Code

Code

All code lives in the repo at git.catalystgroup.tech/herman/swarm-hermanity.

Files

swarm-hermanity/
├── scripts/
│   ├── dispatch_swarm.py     # Parallel subagent harness (the meat)
│   ├── analyze_swarm.py      # JSONL → SVG charts + tables
│   └── judge.py              # LLM-judge scoring
├── tasks/
│   ├── code_review/
│   │   ├── prompt.txt
│   │   ├── fixture.py        # the 2K-LOC code under review
│   │   └── rubric.md
│   ├── doc_generation/...
│   ├── test_generation/...
│   ├── refactor/...
│   └── design_doc/...
├── data/
│   └── trials.jsonl          # gitignored, 75 lines after Phase 1
└── (hugo site)

dispatch_swarm.py

Takes (model, task_id, concurrency, rep) and runs N parallel subagent calls. Returns a trial record with all measurements.

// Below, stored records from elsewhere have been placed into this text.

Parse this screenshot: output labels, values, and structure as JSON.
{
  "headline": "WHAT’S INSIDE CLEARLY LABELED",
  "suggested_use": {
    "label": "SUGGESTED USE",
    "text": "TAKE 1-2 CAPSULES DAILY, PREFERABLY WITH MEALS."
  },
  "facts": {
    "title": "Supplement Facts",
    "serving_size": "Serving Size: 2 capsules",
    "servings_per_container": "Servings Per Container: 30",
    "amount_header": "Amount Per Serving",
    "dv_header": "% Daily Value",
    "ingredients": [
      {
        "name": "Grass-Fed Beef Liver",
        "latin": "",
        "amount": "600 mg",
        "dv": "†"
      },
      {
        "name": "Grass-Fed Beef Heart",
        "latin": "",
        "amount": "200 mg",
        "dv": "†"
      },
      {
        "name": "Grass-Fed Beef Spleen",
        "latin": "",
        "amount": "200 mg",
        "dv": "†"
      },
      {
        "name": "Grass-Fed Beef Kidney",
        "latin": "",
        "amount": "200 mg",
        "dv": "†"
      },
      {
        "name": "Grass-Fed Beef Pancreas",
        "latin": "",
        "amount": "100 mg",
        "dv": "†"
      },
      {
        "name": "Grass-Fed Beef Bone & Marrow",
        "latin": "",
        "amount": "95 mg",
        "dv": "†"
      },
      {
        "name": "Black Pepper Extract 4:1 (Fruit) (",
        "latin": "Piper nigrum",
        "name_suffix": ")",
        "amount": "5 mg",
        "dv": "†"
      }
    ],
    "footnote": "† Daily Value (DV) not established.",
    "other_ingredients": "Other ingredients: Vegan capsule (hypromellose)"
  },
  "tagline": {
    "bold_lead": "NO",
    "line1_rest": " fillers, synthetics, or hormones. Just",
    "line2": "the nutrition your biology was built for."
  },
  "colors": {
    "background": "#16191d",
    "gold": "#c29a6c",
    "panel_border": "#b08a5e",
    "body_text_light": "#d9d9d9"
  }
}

python3 scripts/dispatch_swarm.py \
  --model minimax-m3 \
  --task code_review \
  --concurrency 3 \
  --rep 1 \
  --output data/trials.jsonl

Key features:

  • Uses concurrent.futures.ThreadPoolExecutor for true parallelism
  • Each worker is an independent subprocess / HTTP request
  • Tracks per-agent (tokens, cost, latency) via provider response headers
  • Records wall-clock from first worker spawned to last worker done
  • Fail-soft: one worker failing doesn’t kill the trial

analyze_swarm.py

Reads data/trials.jsonl, computes per-concurrency aggregates, renders SVG charts into static/img/charts/.

python3 scripts/analyze_swarm.py \
  --input data/trials.jsonl \
  --output-dir static/img/charts/

Produces:

  • throughput-vs-n.svg
  • speedup-vs-n.svg
  • cost-vs-n.svg
  • quality-vs-n.svg
  • cross-model-comparison.svg

judge.py

Per-trial LLM-judge scoring on three dimensions (correctness / completeness / concision). Uses the same model tier as the trial.

python3 scripts/judge.py \
  --input data/trials.jsonl \
  --output data/trials-judged.jsonl

Task fixtures

Each task has a self-contained fixture directory with:

  • The input code/doc/spec (pinned at a specific git SHA for reproducibility)
  • The expected output shape
  • A grading rubric
  • A known-good baseline output (for judge calibration)

Fixtures are designed to be small enough to fit in a single context window but realistic enough that “code review” produces real findings (not “looks good, ship it”).

Reproducing the benchmark

git clone git@git.catalystgroup.tech:herman/swarm-hermanity.git
cd swarm-hermanity

# Run Phase 1 sweep (75 trials, ~30-60 min on minimax-m3)
python3 scripts/run_phase1.py

# Generate charts
python3 scripts/analyze_swarm.py

# Re-render the site
hugo --minify

run_phase1.py loops over the full (task × concurrency × rep) matrix with retry on transient failures and writes results to data/trials.jsonl.